Banks in existential fight but opportunities abound after fintech rout


Over the past decade, top incumbent financial services firms created $US1.3 trillion in new value, while listed ‘financial infrastructure and technology services’ firms delivered $US1.7 trillion. But firms outside the incumbents delivered more than $US3 trillion of new value in that period. This is creating a new competitive landscape.

“Ecosystem competition is the new landscape, where firms sit in each others’ value chains in simultaneous partnership and competition,” the consultants say.

The changes have been driven by slower growth in capital-intensive, risk intermediation services such as lending; these have grown at about 3 per cent per year over the last decade. This compares to faster growth in capital-light services linked to connected data services; these have grown at about 10 per cent per year.

Rising interest rates will change dynamics, the report acknowledges, with returns from lending expected to rise. But penetration of risk intermediation services “is mature, if not saturated, so the growth is akin to a rising tide lifting all boats, not new value creation as defined by new services to new customers”.

It’s not start-ups banks need to watch out for but tech companies like Square (now Block), Stripe, Circle and PayPal, who are moving into commerce, ‘embedded finance’, digital identity, digital wallets and digital currencies.

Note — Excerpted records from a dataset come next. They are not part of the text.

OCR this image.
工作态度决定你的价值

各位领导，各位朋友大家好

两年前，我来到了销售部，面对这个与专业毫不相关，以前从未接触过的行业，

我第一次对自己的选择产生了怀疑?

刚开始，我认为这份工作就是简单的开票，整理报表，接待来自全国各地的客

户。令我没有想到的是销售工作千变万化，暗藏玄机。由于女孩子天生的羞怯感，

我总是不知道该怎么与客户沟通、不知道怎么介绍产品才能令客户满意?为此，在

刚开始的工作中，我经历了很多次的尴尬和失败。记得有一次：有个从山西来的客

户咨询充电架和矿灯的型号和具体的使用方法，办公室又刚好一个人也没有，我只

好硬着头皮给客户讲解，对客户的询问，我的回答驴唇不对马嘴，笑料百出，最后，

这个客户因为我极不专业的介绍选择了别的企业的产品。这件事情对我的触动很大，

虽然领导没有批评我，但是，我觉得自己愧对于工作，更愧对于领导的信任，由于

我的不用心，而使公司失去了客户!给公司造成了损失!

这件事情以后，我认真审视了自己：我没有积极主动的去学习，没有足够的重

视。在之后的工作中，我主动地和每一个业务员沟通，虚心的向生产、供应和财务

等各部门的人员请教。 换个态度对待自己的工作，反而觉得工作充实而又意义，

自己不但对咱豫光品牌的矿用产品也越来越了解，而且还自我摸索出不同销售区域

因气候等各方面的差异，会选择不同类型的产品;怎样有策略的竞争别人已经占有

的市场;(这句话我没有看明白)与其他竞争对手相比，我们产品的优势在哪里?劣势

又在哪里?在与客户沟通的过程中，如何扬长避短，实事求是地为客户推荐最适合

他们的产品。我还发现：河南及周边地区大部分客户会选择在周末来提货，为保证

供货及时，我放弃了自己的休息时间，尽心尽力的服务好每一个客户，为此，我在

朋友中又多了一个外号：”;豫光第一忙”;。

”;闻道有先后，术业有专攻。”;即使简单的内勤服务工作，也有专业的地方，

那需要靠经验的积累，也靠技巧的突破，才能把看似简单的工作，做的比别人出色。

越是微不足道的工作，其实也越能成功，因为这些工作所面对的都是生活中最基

Oliver Wyman, which advises several Australian banks, said many are doing a decent job protecting their existing customers, increasing the quality of services through mobile apps, and digitising internal processes. But “the evidence is overwhelming that this is not moving far enough or fast enough,” it says.

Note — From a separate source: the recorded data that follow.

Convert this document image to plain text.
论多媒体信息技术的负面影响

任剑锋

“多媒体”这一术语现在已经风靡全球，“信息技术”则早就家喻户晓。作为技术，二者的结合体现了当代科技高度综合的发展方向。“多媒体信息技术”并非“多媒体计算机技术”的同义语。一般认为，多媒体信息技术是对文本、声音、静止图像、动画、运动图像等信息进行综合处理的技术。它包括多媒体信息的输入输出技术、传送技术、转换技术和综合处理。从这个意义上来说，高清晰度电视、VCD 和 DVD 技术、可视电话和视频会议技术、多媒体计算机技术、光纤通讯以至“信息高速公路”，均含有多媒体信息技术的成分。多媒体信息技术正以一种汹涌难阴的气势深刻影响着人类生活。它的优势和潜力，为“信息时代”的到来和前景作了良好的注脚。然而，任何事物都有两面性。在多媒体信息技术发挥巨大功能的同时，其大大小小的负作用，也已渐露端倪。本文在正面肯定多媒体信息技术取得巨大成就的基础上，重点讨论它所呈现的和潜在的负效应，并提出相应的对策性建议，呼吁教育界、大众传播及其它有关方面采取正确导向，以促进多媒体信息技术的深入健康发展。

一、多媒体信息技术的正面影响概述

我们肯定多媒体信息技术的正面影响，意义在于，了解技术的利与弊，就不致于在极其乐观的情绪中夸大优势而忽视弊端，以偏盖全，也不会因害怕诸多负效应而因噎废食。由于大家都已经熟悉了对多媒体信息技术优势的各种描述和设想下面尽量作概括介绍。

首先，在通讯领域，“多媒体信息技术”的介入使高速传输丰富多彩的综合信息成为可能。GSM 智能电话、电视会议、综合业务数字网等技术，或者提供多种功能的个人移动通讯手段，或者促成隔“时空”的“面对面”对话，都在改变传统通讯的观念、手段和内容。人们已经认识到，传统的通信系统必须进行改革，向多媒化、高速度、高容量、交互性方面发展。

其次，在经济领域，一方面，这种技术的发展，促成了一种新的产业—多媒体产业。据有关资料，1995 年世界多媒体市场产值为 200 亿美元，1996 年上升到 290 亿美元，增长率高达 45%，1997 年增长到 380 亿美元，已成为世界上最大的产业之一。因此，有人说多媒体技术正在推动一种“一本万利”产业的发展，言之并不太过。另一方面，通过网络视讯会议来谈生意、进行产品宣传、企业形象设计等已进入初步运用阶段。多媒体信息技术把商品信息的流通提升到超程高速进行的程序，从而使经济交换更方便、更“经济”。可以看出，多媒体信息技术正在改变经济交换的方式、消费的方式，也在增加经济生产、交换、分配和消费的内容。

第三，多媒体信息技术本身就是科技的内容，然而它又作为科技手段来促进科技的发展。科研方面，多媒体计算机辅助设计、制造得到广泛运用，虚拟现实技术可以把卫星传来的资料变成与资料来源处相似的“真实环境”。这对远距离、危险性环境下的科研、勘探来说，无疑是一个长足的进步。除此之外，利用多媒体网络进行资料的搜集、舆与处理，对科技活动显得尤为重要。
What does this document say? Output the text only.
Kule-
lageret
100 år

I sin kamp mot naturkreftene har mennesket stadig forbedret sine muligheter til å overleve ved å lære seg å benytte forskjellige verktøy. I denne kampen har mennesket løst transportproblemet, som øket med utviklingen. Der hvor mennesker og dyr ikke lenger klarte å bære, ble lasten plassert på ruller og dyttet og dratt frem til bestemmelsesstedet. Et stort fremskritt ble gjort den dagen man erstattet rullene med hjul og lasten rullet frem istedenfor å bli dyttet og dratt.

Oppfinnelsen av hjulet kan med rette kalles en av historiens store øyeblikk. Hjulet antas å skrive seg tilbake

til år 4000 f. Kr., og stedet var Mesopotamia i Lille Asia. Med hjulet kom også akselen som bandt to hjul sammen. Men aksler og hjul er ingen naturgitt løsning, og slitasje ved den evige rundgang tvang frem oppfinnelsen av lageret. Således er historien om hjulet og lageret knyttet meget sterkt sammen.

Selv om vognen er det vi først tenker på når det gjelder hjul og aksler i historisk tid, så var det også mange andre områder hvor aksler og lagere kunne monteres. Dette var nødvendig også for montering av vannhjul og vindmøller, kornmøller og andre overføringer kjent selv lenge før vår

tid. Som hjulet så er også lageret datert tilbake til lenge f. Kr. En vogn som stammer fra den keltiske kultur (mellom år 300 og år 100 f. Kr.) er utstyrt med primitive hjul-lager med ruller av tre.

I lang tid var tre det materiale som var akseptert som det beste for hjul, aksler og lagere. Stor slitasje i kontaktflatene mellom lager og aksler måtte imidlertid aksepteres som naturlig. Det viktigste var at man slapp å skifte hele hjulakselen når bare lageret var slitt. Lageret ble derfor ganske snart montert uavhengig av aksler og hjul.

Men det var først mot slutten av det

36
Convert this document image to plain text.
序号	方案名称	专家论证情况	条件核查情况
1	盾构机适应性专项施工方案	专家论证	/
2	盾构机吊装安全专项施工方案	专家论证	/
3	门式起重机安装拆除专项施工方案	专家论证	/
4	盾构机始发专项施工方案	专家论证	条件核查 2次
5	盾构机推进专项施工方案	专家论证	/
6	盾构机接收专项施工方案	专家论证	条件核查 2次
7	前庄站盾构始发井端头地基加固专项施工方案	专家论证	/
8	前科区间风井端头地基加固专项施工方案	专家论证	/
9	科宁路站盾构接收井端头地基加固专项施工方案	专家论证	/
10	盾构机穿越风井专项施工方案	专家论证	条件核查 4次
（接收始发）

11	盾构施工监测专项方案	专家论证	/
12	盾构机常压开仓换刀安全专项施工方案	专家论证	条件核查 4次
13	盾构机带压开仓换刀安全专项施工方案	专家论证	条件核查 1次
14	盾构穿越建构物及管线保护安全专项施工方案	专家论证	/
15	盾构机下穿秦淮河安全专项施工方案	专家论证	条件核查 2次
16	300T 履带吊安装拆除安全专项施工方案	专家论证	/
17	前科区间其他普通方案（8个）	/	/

“Incumbents have tremendous advantages, but as things stand today they bear a significant risk of being recast as highly regulated risk management utilities, delivering relatively stable if low earnings, with an equity story firmly anchored in cash-out.”.

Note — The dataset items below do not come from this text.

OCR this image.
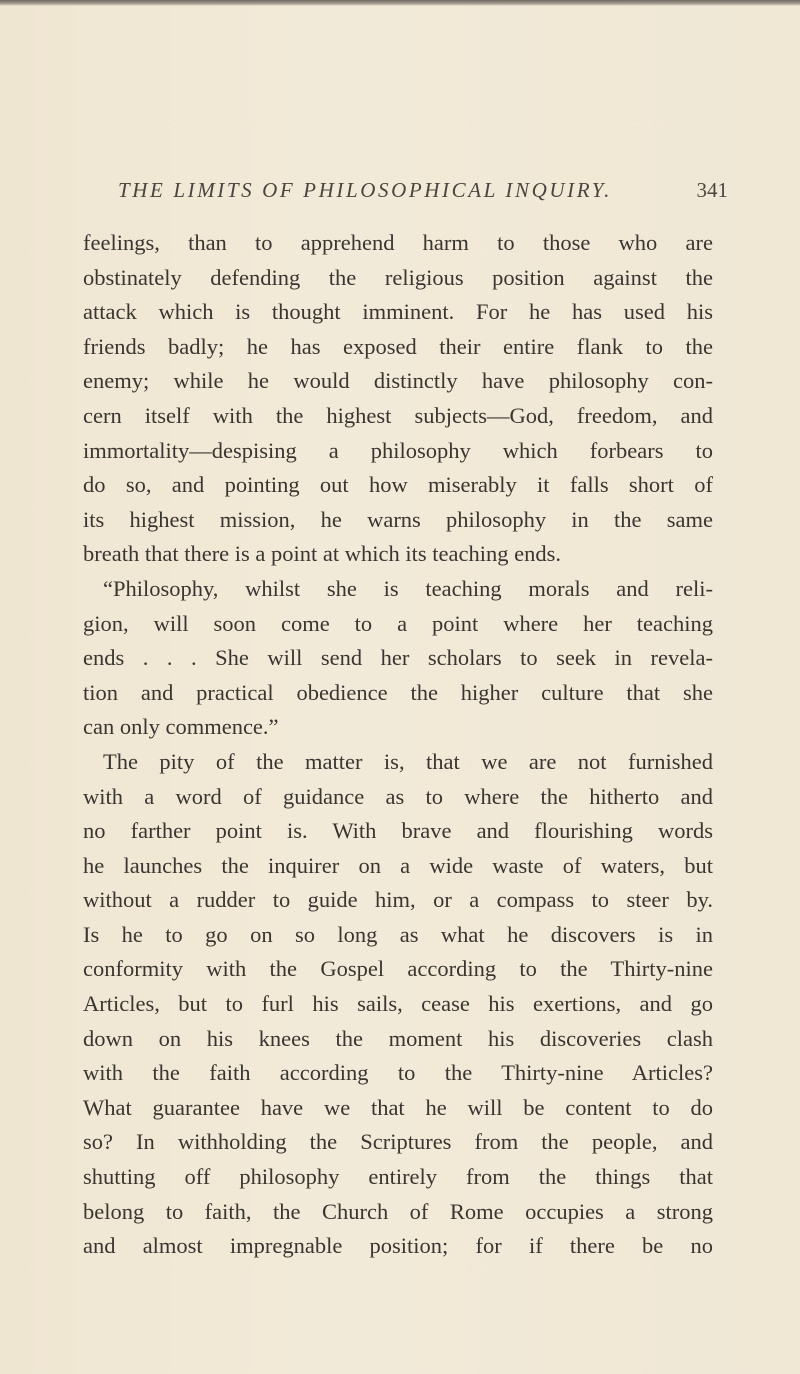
THE LIMITS OF PHILOSOPHICAL INQUIRY.	341
feelings, than to apprehend harm to those who are
obstinately defending the religious position against the
attack which is thought imminent. For he has used his
friends badly; he has exposed their entire flank to the
enemy; while he would distinctly have philosophy con-
cern itself with the highest subjects—God, freedom, and
immortality—despising a philosophy which forbears to
do so, and pointing out how miserably it falls short of
its highest mission, he warns philosophy in the same
breath that there is a point at which its teaching ends.
“Philosophy, whilst she is teaching morals and reli-
gion, will soon come to a point where her teaching
ends . . . She will send her scholars to seek in revela-
tion and practical obedience the higher culture that she
can only commence.”
The pity of the matter is, that we are not furnished
with a word of guidance as to where the hitherto and
no farther point is. With brave and flourishing words
he launches the inquirer on a wide waste of waters, but
without a rudder to guide him, or a compass to steer by.
Is he to go on so long as what he discovers is in
conformity with the Gospel according to the Thirty-nine
Articles, but to furl his sails, cease his exertions, and go
down on his knees the moment his discoveries clash
with the faith according to the Thirty-nine Articles?
What guarantee have we that he will be content to do
so? In withholding the Scriptures from the people, and
shutting off philosophy entirely from the things that
belong to faith, the Church of Rome occupies a strong
and almost impregnable position; for if there be no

Australian majors are experimenting with new strategies. Commonwealth Bank sees itself as a “platform”, offering various services to customers including in other industries such as energy; Westpac is providing ‘banking-as-a-service’ to start-ups to allow them to distribute its products.

ANZ, meanwhile, said as its half-year results it would create a ‘non-operating holding company’ (NOHC) to allow its technology assets to operate outside prudential regulation and be more nimble.

While “there remains some denial in parts of the industry” as many banks feel “constrained by complexity and regulation”, Oliver Wyman suggests incumbents “pivot their focus more decisively toward the big future sources of value growth” and “use the rising rate environment to go on offence”.